PENTICTON ART GALLERY, Penticton BC – March 23 – May 12
By Michael Turner
Artists have used light for as long as colour has required its frequencies. Change the frequency and you change the colour. Photo-based artists know this and will often speak of its science. Painters have long known this, and you see it played out from Lascaux to the Louvre. A contemporary artist who uses light (to sculpt, no less) is L.A.’s Diana Thater, whose green-to-blue vertical stripe climbs and descends Vancouver’s Shaw Tower at dusk and at dawn each day.A more recent example is Bentley Meeker.
The proprietor of Bentley Meeker Lighting & Staging, Meeker was born in Virginia in 1967. After a childhood spent shuttling between the US, the Bahamas and Canada, he dropped out of school at 14 to join his father in New York City.
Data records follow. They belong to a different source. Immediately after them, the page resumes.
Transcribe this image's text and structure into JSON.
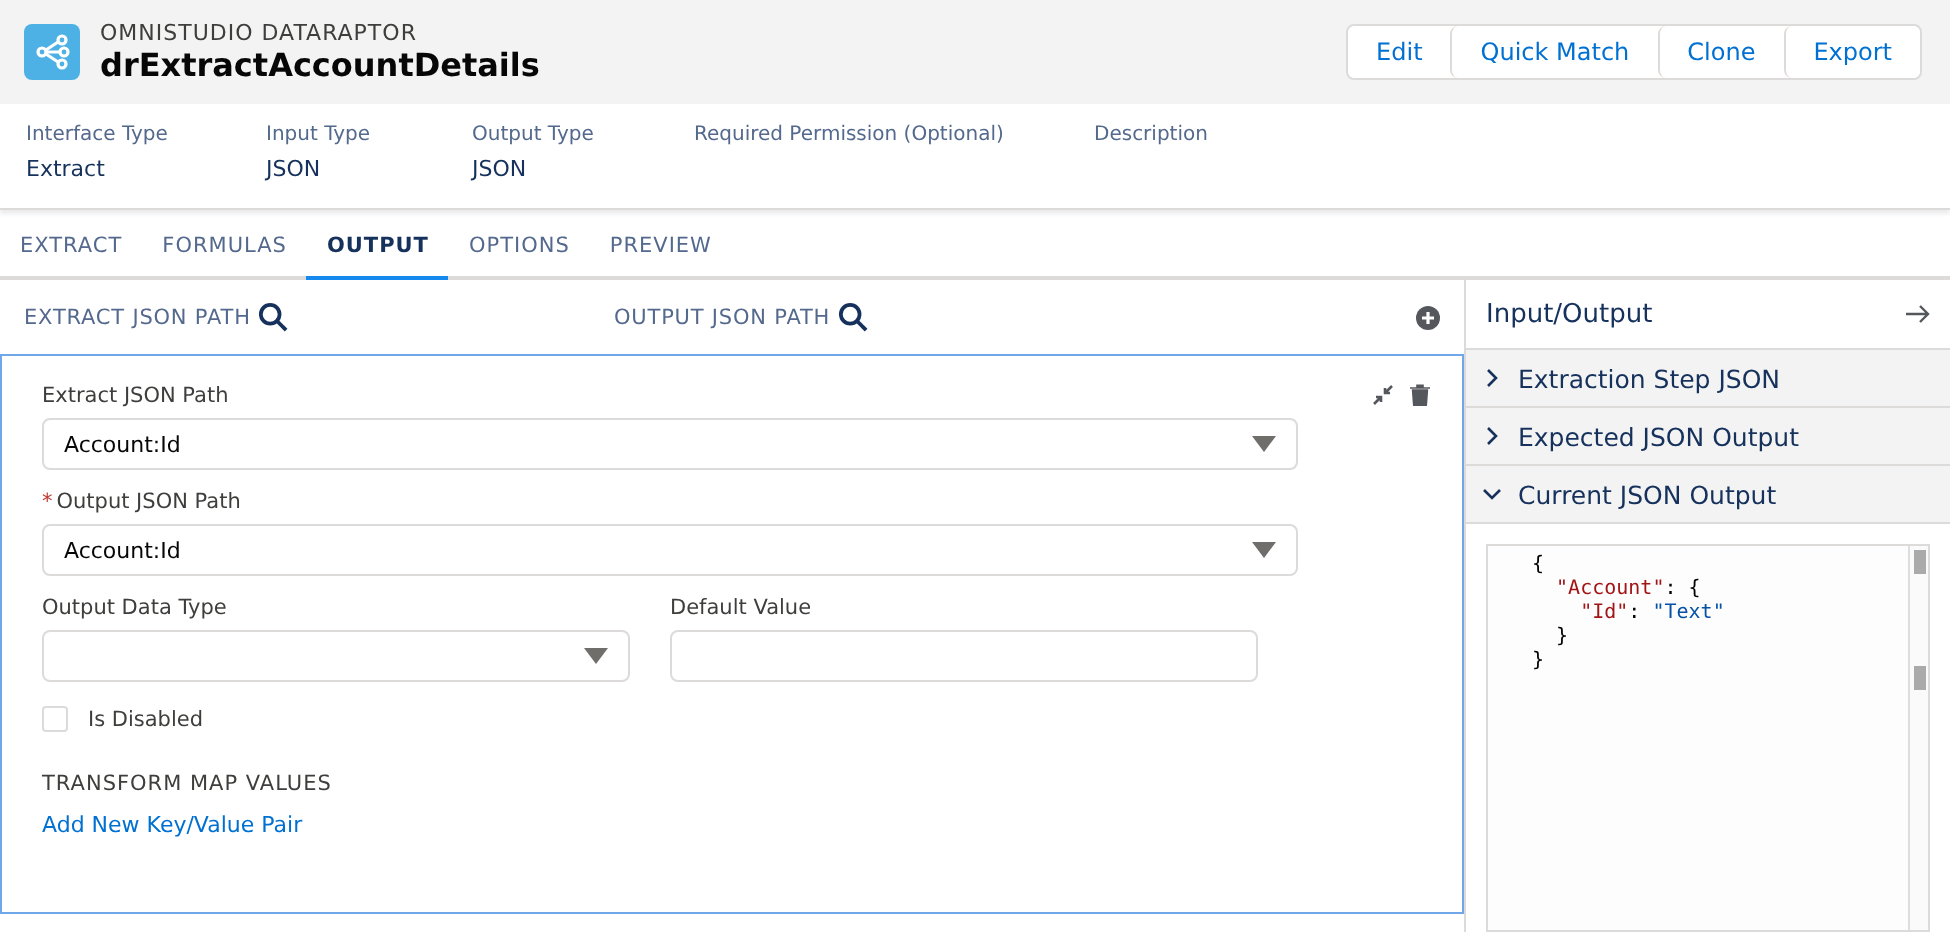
{
  "header": {
    "eyebrow": "OMNISTUDIO DATARAPTOR",
    "title": "drExtractAccountDetails",
    "actions": [
      "Edit",
      "Quick Match",
      "Clone",
      "Export"
    ]
  },
  "details": [
    {
      "label": "Interface Type",
      "value": "Extract"
    },
    {
      "label": "Input Type",
      "value": "JSON"
    },
    {
      "label": "Output Type",
      "value": "JSON"
    },
    {
      "label": "Required Permission (Optional)"
    },
    {
      "label": "Description"
    }
  ],
  "tabs": [
    {
      "label": "EXTRACT",
      "selected": false
    },
    {
      "label": "FORMULAS",
      "selected": false
    },
    {
      "label": "OUTPUT",
      "selected": true
    },
    {
      "label": "OPTIONS",
      "selected": false
    },
    {
      "label": "PREVIEW",
      "selected": false
    }
  ],
  "mapping_header": {
    "extract_label": "EXTRACT JSON PATH",
    "output_label": "OUTPUT JSON PATH"
  },
  "mapping": {
    "extract_path": {
      "label": "Extract JSON Path",
      "value": "Account:Id",
      "required": false
    },
    "output_path": {
      "label": "Output JSON Path",
      "value": "Account:Id",
      "required": true
    },
    "output_data_type": {
      "label": "Output Data Type"
    },
    "default_value": {
      "label": "Default Value"
    },
    "is_disabled": {
      "label": "Is Disabled",
      "checked": false
    },
    "transform_heading": "TRANSFORM MAP VALUES",
    "add_pair_link": "Add New Key/Value Pair",
    "required_mark": "*"
  },
  "side_panel": {
    "title": "Input/Output",
    "sections": [
      {
        "label": "Extraction Step JSON",
        "expanded": false
      },
      {
        "label": "Expected JSON Output",
        "expanded": false
      },
      {
        "label": "Current JSON Output",
        "expanded": true
      }
    ],
    "code_lines": [
      [
        {
          "kind": "punct",
          "text": "{"
        }
      ],
      [
        {
          "kind": "key",
          "text": "  \"Account\""
        },
        {
          "kind": "punct",
          "text": ": {"
        }
      ],
      [
        {
          "kind": "key",
          "text": "    \"Id\""
        },
        {
          "kind": "punct",
          "text": ": "
        },
        {
          "kind": "string",
          "text": "\"Text\""
        }
      ],
      [
        {
          "kind": "punct",
          "text": "  }"
        }
      ],
      [
        {
          "kind": "punct",
          "text": "}"
        }
      ]
    ]
  }
}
There, he worked as a photographer’s assistant before formalizing his education through film classes at Hunter College. In 1990 he formed a company that now mounts more than 1,000 productions per year, from his three-peated illumination of the Temple at Burning Man to a solo exhibition at the prestigious Whitney Museum of American Art.
In 2017 Meeker was invited by Penticton Art Gallery director/curator Paul Crawford to contribute to his audacious #grassland exhibition. Meeker responded with #weedworld (2017), a monochromatic projection of various-sized marijuana leaves onto four glass walls. More than mere spectacle, #weedworld brought to mind the black-light stoner culture of the baby boom generation, but also, in typical stoner fashion, a parody of the floral patterned wallpaper of British artist and activist William Morris (1834-1896). The #grassland audience screamed for more, and Crawford brought him back – this time with an album’s worth of material.